What's there to lose......we are already £45 trillion out of pocket!
 
Time will tell.
 
 

Tuesday, 18 June 2013

Hester Hustle

After 5 years at the coalface, Stephen Hester has announced his resignation as RBS chief executive. The subsequent fall of RBS's share price (wiping £2 billion off the value in minutes) tells you all you need to know..... he's done a good job.
 
The big win during his term has been shrinking the toxic assets from £300 billion to £50 billion. Equally as important has been the rebuilding of capital and liquidity to respectable levels. Or to put all of this another way......the Hester Hustle defused the biggest balance-sheet time bonb in history.
 
Forget the political spin and red top rubbish, a quite remarkable job has been achieved......well as far as polishing a turn can.  
 
Take a bow Mr Hester.
 
 

Wednesday, 29 May 2013

For Sale

A 39% stake in a failing bank......Lloyds Banking Group.
 
It is sold as part of a package with other failed, useless and very risky banks, namely Halifax and Birmingham Midshires. 
 
It comes complete with branches in every major town in the UK and years of loss making misery guaranteed. 
 
Bought for £20.5 billion in 2009 and looking to sell for the same price. 
 
One far from careful owner. 
 
Strictly no time wasters as that is what the current owners are. 

Thursday, 23 May 2013

Too Much Co-Operation

Lessons Still Not learnt 
 
The story causing most confusion and concern to the financial sector at the moment is the Co-op Bank's proposal to buy 631 Lloyds branches that would effectively triple the size of their banking operations. 

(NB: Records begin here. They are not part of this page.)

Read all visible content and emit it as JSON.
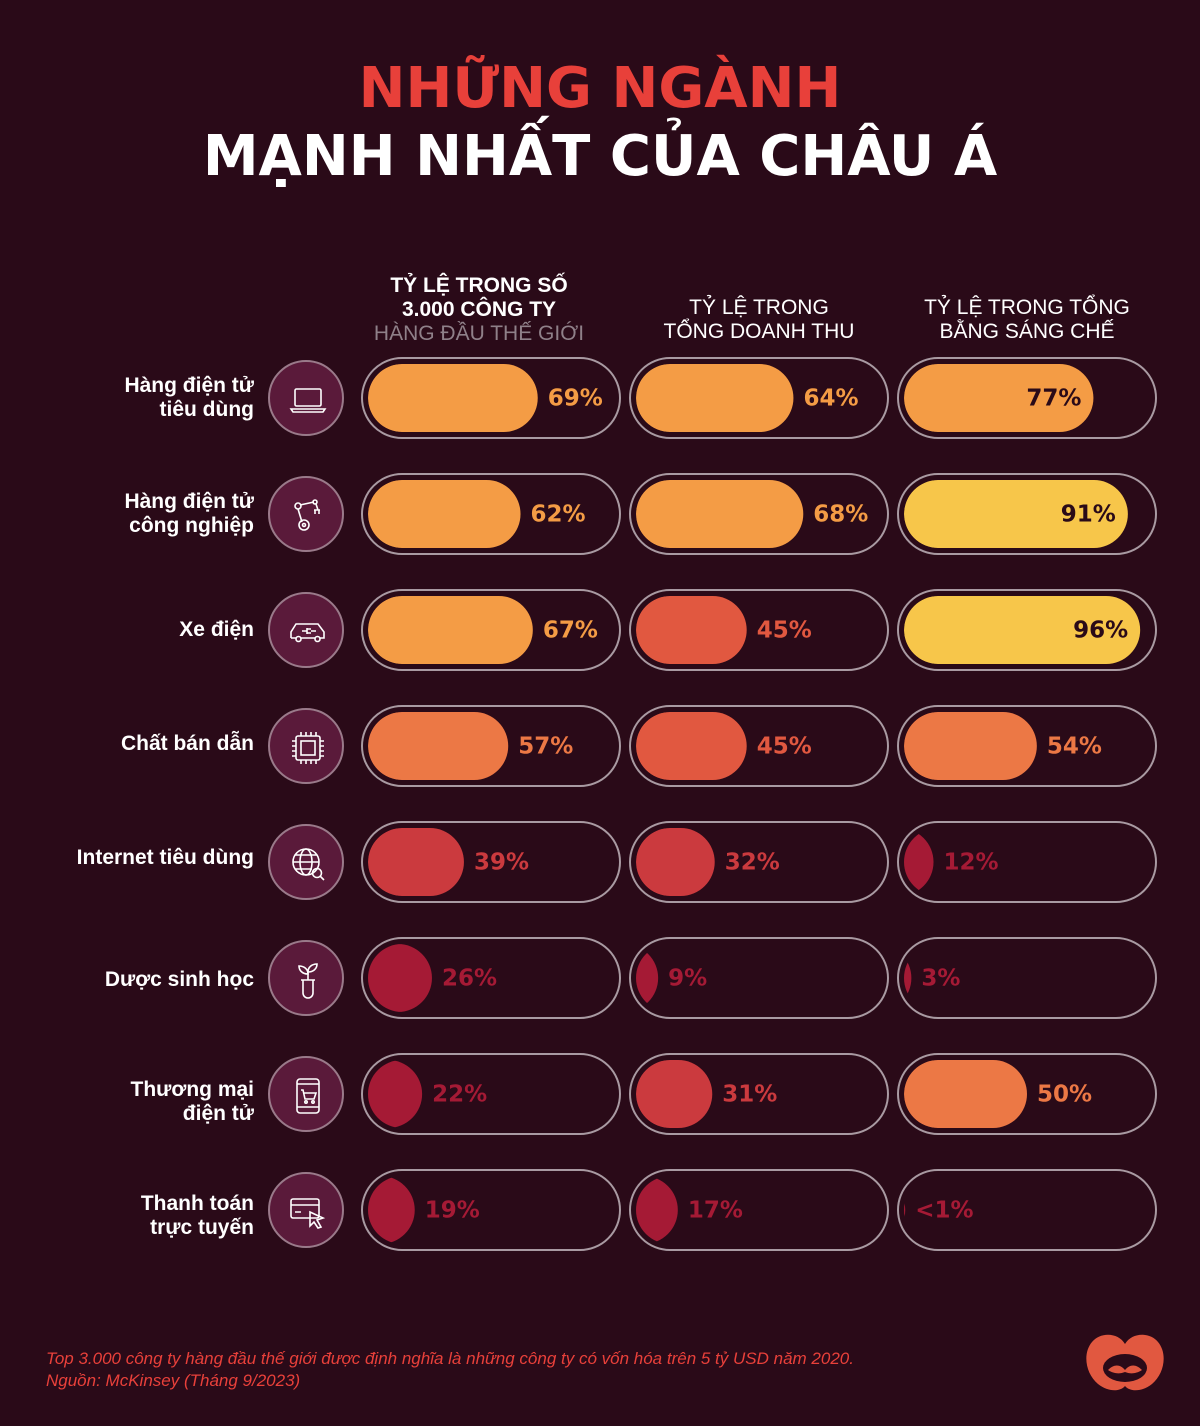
{
  "title": {
    "line1": "NHỮNG NGÀNH",
    "line2": "MẠNH NHẤT CỦA CHÂU Á"
  },
  "colors": {
    "background": "#2a0a18",
    "title_accent": "#e8403a",
    "icon_bg": "#5a1a3a",
    "track_border": "#a99aa2",
    "tier_yellow": "#f7c64a",
    "tier_light_orange": "#f49c45",
    "tier_orange": "#ec7845",
    "tier_red_orange": "#e15840",
    "tier_red": "#cb3a3e",
    "tier_dark_red": "#a51a35"
  },
  "chart_data": {
    "type": "bar",
    "title": "NHỮNG NGÀNH MẠNH NHẤT CỦA CHÂU Á",
    "columns": [
      {
        "key": "companies",
        "header_bold_line1": "TỶ LỆ TRONG SỐ",
        "header_bold_line2": "3.000 CÔNG TY",
        "header_dim": "HÀNG ĐẦU THẾ GIỚI"
      },
      {
        "key": "revenue",
        "header_line1": "TỶ LỆ TRONG",
        "header_line2": "TỔNG DOANH THU"
      },
      {
        "key": "patents",
        "header_line1": "TỶ LỆ TRONG TỔNG",
        "header_line2": "BẰNG SÁNG CHẾ"
      }
    ],
    "unit": "%",
    "categories": [
      {
        "label_line1": "Hàng điện tử",
        "label_line2": "tiêu dùng",
        "icon": "laptop-icon"
      },
      {
        "label_line1": "Hàng điện tử",
        "label_line2": "công nghiệp",
        "icon": "robot-arm-icon"
      },
      {
        "label_line1": "Xe điện",
        "label_line2": "",
        "icon": "electric-car-icon"
      },
      {
        "label_line1": "Chất bán dẫn",
        "label_line2": "",
        "icon": "chip-icon"
      },
      {
        "label_line1": "Internet tiêu dùng",
        "label_line2": "",
        "icon": "globe-search-icon"
      },
      {
        "label_line1": "Dược sinh học",
        "label_line2": "",
        "icon": "plant-test-tube-icon"
      },
      {
        "label_line1": "Thương mại",
        "label_line2": "điện tử",
        "icon": "phone-cart-icon"
      },
      {
        "label_line1": "Thanh toán",
        "label_line2": "trực tuyến",
        "icon": "card-cursor-icon"
      }
    ],
    "series": [
      {
        "values": [
          69,
          62,
          67,
          57,
          39,
          26,
          22,
          19
        ],
        "labels": [
          "69%",
          "62%",
          "67%",
          "57%",
          "39%",
          "26%",
          "22%",
          "19%"
        ]
      },
      {
        "values": [
          64,
          68,
          45,
          45,
          32,
          9,
          31,
          17
        ],
        "labels": [
          "64%",
          "68%",
          "45%",
          "45%",
          "32%",
          "9%",
          "31%",
          "17%"
        ]
      },
      {
        "values": [
          77,
          91,
          96,
          54,
          12,
          3,
          50,
          0.5
        ],
        "labels": [
          "77%",
          "91%",
          "96%",
          "54%",
          "12%",
          "3%",
          "50%",
          "<1%"
        ]
      }
    ],
    "ylim": [
      0,
      100
    ]
  },
  "footnote": {
    "line1": "Top 3.000 công ty hàng đầu thế giới được định nghĩa là những công ty có vốn hóa trên 5 tỷ USD năm 2020.",
    "line2": "Nguồn: McKinsey (Tháng 9/2023)"
  }
}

It was doing this with the blessing of the Treasury and Chancellor of the Exchequer, who last year hailed the Co-op's expansion as creating "a new challenger bank" that would give "real choice to customers and supports the economy".

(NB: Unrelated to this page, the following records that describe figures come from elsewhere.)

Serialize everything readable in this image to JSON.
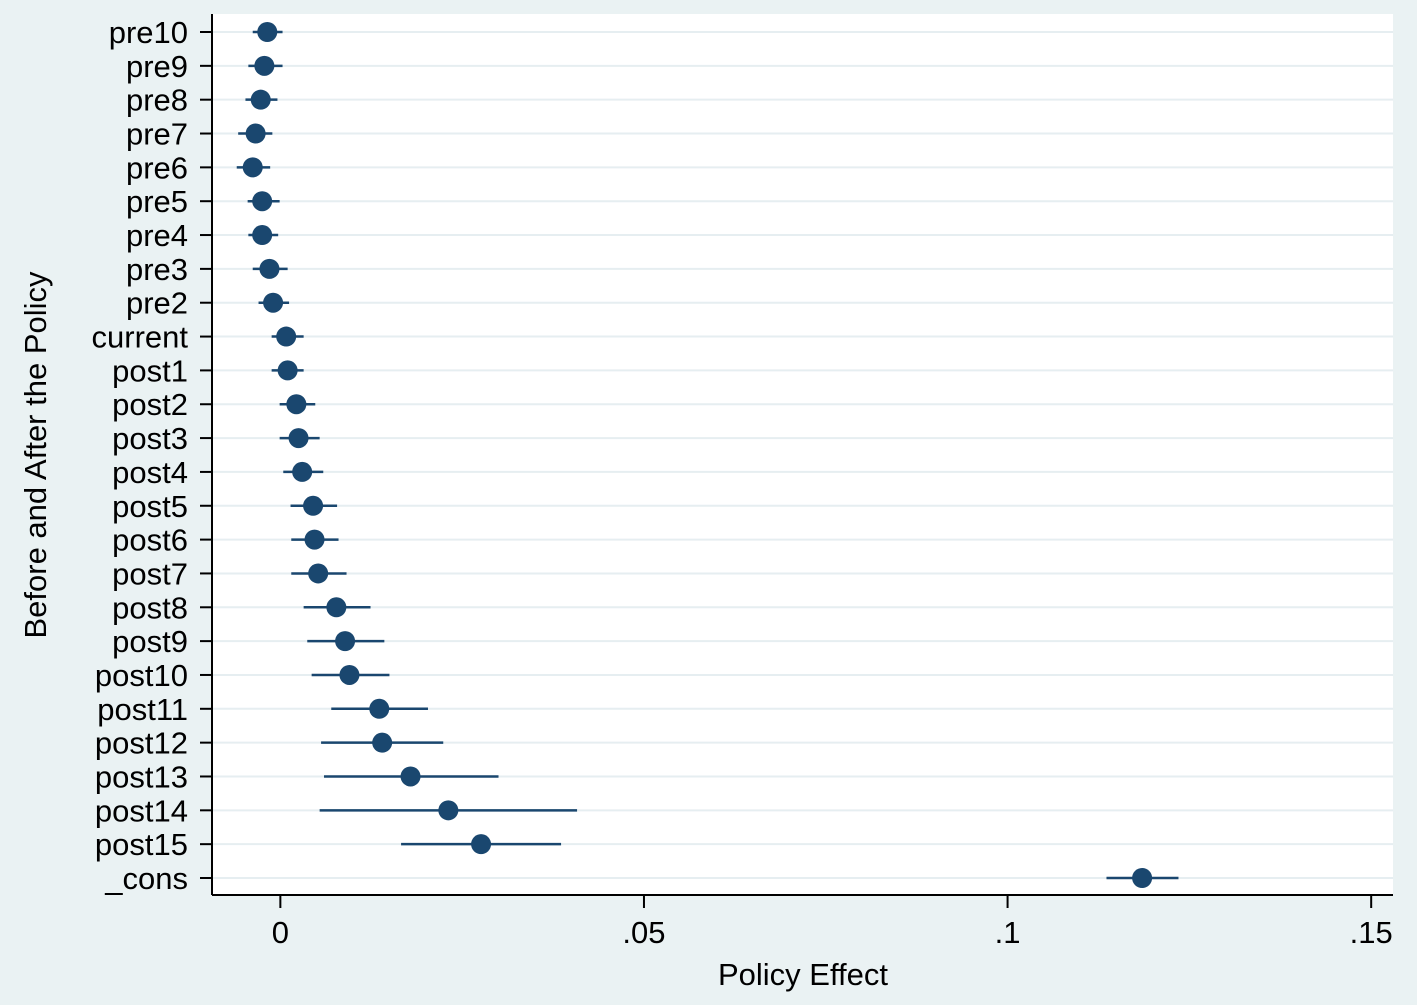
{
  "chart_data": {
    "type": "scatter",
    "subtype": "coefficient-plot",
    "xlabel": "Policy Effect",
    "ylabel": "Before and After the Policy",
    "xlim": [
      -0.0094,
      0.153
    ],
    "xticks": [
      0,
      0.05,
      0.1,
      0.15
    ],
    "xtick_labels": [
      "0",
      ".05",
      ".1",
      ".15"
    ],
    "grid": "horizontal",
    "marker_color": "#1a476f",
    "categories": [
      "pre10",
      "pre9",
      "pre8",
      "pre7",
      "pre6",
      "pre5",
      "pre4",
      "pre3",
      "pre2",
      "current",
      "post1",
      "post2",
      "post3",
      "post4",
      "post5",
      "post6",
      "post7",
      "post8",
      "post9",
      "post10",
      "post11",
      "post12",
      "post13",
      "post14",
      "post15",
      "_cons"
    ],
    "estimates": [
      -0.0018,
      -0.0022,
      -0.0027,
      -0.0034,
      -0.0038,
      -0.0025,
      -0.0025,
      -0.0015,
      -0.001,
      0.0008,
      0.001,
      0.0022,
      0.0025,
      0.003,
      0.0045,
      0.0047,
      0.0052,
      0.0077,
      0.0089,
      0.0095,
      0.0136,
      0.014,
      0.0179,
      0.0231,
      0.0276,
      0.1185
    ],
    "ci_low": [
      -0.0038,
      -0.0044,
      -0.0048,
      -0.0058,
      -0.006,
      -0.0045,
      -0.0044,
      -0.0038,
      -0.003,
      -0.0012,
      -0.0012,
      -0.0001,
      -0.0001,
      0.0004,
      0.0014,
      0.0015,
      0.0015,
      0.0032,
      0.0037,
      0.0043,
      0.007,
      0.0056,
      0.006,
      0.0054,
      0.0166,
      0.1136
    ],
    "ci_high": [
      0.0003,
      0.0003,
      -0.0004,
      -0.0011,
      -0.0014,
      -0.0001,
      -0.0003,
      0.001,
      0.0012,
      0.0032,
      0.0032,
      0.0048,
      0.0054,
      0.0059,
      0.0078,
      0.008,
      0.0091,
      0.0124,
      0.0143,
      0.015,
      0.0203,
      0.0224,
      0.03,
      0.0408,
      0.0386,
      0.1235
    ]
  }
}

What's more (and crucially), the regulator (Financial Services Authority) did not object to the Co-op Bank’s expansion.......which all looks a little odd now.

 
And here's why......
 
Where a bank lends money either to a personal customer or a business, it must set aside money in case it's never repaid. The more riskier the loan / mortgage, the more it must set aside for a contingency buffer. Simple and effective.
 
The problem is……Co-op Bank has just realised that it has not set aside enough cash......to the tune of around £800 million. Or to put that another way, it can't manage the banking operations it has currently (before it trebles in size) and it may need a bailout out.
 
So why oh why did Lloyds, the Financial Services Authority, the Treasury, the Chancellor of the Exchequer and the Co-op board all agree that they were the best buyer of Lloyds's branches just months ago without looking at the balance sheet to gage their current effectiveness? Shameful.
 
Is it just me or are there still too many clueless idiots working in the banking sector and the regulation of it? 
 
 

Sunday, 19 May 2013

Taxing Stuff

One of the big stories of the week relates to Amazon and Google. They have collectively made sales of £6.4 billion or as I like to call it £6,400,000,000 (for dramatic effect). Yet, they paid tax of only £6.6 million. That's an equivalent tax rate of 0.1%!

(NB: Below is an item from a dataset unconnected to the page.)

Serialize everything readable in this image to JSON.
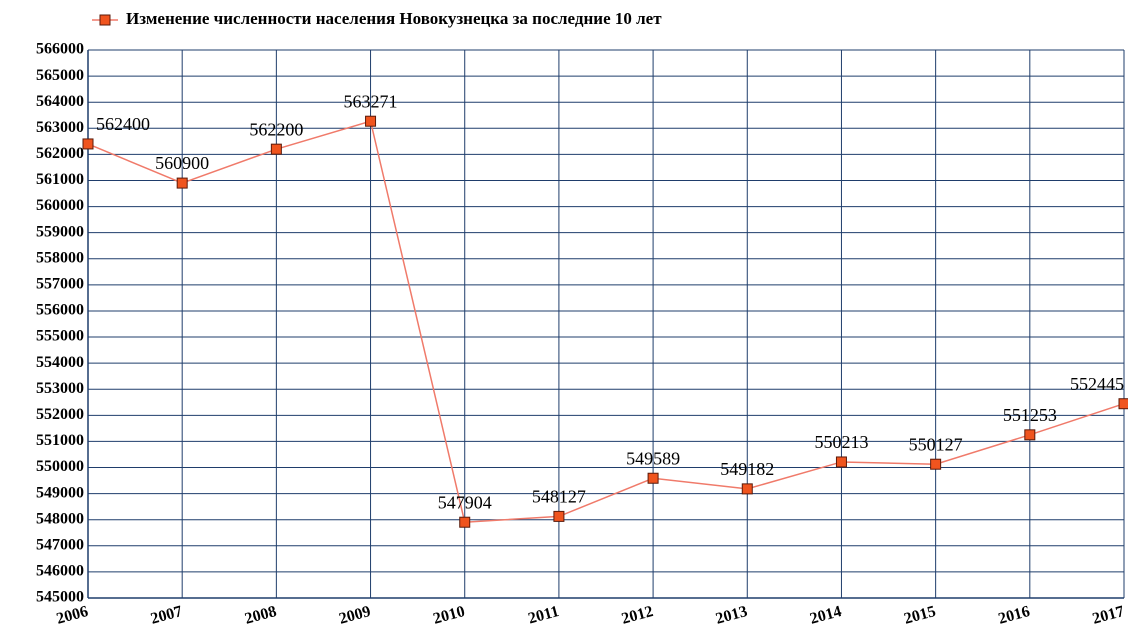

Never one to miss an opportunity to jump on the back of a popular news story and earn some popularity points, MP's flocked in anger and uproar.

Google and Amazon are not the story here. The continued procrastination of Westminster is the real ‘nuts and bolts’ of the issue. MP's can be as angry as they want at companies manipulating the tax system......but they have the power to change it and make it transparent and easier to regulate. It really is that simple. But that would take effort and thinking outside of the box......not something they have ever been top of the class for.

Is some joined up thinking really out of the question Westminster?